🤖 AI Summary
This study addresses the challenge of integrating external control data in hybrid controlled trials, where covariate shift and outcome drift can compromise validity. The authors propose a comprehensive analytical framework that explicitly defines the target parameter and identification assumptions, and combines subject alignment, matching strategies, and selective borrowing to enhance statistical efficiency while preserving inferential validity. The approach integrates asymptotic inference with randomization-based testing and is fully reproducible through the SelectivelyIntegrative and intFRT software packages. In simulations emulating the CALGB 9633 lung cancer trial, the method maintains Type I error control while substantially improving estimation precision, demonstrating its practical utility and robustness for incorporating real-world evidence into clinical trial analysis.
📝 Abstract
Hybrid controlled trials (HCTs) augment randomized controlled trials (RCTs) with external controls (ECs) to improve statistical efficiency when RCTs face limited sample sizes, slow accrual, or ethical constraints. However, valid use of ECs requires careful adjustment for covariate shift and outcome drift, as inappropriate borrowing may introduce bias and compromise inference. This tutorial provides a practical workflow for estimation and inference in HCTs.
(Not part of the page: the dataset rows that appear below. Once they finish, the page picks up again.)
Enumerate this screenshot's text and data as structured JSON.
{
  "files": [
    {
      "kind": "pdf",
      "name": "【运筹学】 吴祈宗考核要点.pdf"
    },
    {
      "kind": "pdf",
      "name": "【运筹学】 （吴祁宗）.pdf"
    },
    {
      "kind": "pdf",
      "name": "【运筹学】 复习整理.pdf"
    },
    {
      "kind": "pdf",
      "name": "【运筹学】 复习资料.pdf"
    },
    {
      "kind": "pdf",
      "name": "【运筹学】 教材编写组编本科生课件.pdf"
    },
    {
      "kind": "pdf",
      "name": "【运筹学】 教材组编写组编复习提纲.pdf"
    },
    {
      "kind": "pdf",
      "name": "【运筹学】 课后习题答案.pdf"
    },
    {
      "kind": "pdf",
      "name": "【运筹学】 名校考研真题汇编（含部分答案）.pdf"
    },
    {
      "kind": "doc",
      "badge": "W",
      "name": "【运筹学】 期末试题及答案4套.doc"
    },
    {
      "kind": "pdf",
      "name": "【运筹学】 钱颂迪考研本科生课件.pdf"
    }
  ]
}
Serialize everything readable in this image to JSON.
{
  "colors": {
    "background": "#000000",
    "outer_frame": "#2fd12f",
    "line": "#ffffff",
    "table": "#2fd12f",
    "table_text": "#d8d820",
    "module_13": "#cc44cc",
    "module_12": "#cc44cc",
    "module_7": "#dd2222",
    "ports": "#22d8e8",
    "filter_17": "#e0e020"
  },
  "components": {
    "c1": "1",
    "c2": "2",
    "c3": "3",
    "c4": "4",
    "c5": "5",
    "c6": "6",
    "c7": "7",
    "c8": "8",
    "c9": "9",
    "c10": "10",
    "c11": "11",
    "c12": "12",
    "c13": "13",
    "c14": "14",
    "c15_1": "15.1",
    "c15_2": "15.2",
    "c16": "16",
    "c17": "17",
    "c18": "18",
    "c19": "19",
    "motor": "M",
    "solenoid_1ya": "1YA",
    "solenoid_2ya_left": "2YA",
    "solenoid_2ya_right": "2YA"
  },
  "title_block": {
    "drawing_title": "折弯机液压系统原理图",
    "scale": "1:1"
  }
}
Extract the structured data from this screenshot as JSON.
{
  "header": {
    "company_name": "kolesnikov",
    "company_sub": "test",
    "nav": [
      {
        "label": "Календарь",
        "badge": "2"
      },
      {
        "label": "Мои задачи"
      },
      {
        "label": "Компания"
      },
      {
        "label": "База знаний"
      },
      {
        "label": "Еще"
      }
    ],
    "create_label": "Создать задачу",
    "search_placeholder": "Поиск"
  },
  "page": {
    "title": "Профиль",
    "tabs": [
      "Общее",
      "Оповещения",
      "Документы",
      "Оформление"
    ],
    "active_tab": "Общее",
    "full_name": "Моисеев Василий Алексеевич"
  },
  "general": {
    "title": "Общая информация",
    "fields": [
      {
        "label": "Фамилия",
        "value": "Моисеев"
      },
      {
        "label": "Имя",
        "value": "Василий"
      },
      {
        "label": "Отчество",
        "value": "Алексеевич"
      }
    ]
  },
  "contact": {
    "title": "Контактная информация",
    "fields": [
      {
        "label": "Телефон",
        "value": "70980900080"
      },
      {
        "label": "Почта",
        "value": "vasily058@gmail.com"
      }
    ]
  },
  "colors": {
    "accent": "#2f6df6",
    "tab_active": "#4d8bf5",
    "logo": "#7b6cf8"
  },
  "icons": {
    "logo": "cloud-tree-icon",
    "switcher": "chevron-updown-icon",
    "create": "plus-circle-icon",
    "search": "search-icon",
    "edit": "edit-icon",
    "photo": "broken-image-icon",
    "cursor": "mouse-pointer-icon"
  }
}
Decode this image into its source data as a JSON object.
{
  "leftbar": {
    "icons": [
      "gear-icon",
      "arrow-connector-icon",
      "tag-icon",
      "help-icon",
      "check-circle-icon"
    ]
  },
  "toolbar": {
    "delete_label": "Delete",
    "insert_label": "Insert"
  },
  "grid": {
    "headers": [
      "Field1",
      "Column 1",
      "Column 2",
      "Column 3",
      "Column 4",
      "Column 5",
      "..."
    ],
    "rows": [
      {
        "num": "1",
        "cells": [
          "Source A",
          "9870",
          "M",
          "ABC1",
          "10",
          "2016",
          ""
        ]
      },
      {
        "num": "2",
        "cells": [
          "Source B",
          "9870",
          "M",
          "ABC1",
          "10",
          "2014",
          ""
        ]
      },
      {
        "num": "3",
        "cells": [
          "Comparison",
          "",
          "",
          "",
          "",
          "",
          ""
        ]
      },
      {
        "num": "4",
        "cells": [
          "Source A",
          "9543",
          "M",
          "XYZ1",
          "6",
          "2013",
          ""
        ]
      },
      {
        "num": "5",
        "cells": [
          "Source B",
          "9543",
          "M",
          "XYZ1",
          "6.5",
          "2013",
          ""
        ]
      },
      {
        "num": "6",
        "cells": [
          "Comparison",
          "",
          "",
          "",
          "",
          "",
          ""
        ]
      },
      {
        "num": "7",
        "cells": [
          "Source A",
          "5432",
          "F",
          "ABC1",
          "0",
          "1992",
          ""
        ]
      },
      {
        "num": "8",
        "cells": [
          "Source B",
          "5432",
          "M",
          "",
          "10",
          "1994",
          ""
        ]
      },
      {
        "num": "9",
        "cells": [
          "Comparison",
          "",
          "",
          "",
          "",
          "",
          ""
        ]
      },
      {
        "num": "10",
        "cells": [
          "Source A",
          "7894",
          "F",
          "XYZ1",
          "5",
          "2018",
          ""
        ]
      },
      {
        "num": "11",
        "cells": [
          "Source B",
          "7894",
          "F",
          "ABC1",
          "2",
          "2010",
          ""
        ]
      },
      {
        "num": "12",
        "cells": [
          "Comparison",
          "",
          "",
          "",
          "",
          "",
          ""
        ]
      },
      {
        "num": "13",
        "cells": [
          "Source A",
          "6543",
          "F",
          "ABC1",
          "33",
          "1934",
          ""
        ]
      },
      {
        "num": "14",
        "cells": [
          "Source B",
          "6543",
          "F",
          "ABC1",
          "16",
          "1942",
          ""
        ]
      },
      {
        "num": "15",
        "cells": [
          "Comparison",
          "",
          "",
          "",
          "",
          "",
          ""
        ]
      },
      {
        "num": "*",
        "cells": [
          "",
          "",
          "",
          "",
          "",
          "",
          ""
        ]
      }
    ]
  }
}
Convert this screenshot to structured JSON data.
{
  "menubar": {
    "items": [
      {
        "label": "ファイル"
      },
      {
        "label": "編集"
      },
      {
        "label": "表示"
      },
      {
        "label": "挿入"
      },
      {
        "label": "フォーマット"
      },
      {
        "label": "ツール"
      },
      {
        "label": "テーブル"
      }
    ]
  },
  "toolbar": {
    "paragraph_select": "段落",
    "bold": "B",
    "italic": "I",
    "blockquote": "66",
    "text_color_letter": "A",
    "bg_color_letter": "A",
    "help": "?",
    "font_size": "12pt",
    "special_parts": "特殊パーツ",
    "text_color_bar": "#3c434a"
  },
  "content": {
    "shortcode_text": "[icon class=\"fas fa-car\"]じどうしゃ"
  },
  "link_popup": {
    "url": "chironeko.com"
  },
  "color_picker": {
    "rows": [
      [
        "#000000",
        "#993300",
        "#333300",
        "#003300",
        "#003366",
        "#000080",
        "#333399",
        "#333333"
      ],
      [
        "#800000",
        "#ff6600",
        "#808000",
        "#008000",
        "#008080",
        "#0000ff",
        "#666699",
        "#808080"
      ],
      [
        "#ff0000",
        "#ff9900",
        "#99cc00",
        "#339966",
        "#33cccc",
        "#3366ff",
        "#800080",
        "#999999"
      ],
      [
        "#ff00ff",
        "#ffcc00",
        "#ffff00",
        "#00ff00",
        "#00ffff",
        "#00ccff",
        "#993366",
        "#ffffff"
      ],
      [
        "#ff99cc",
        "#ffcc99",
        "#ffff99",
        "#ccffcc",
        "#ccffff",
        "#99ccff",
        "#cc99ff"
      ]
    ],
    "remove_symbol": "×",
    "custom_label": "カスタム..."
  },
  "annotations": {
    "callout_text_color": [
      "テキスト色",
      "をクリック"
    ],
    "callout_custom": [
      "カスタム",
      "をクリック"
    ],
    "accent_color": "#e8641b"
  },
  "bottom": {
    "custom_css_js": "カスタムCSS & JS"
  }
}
We first present a statistical analysis roadmap covering estimands, identification assumptions, eligibility alignment, matching, full and selective borrowing strategies, and both asymptotic inference and randomization tests. We then demonstrate step-by-step implementation using the SelectiveIntegrative and intFRT packages. The workflow is illustrated using a synthetic lung cancer dataset included in the intFRT package that mimics the CALGB 9633 trial and ECs from the National Cancer Database. The tutorial aims to help applied statisticians conduct transparent, interpretable, and reproducible HCT analyses that improve efficiency while maintaining valid inference.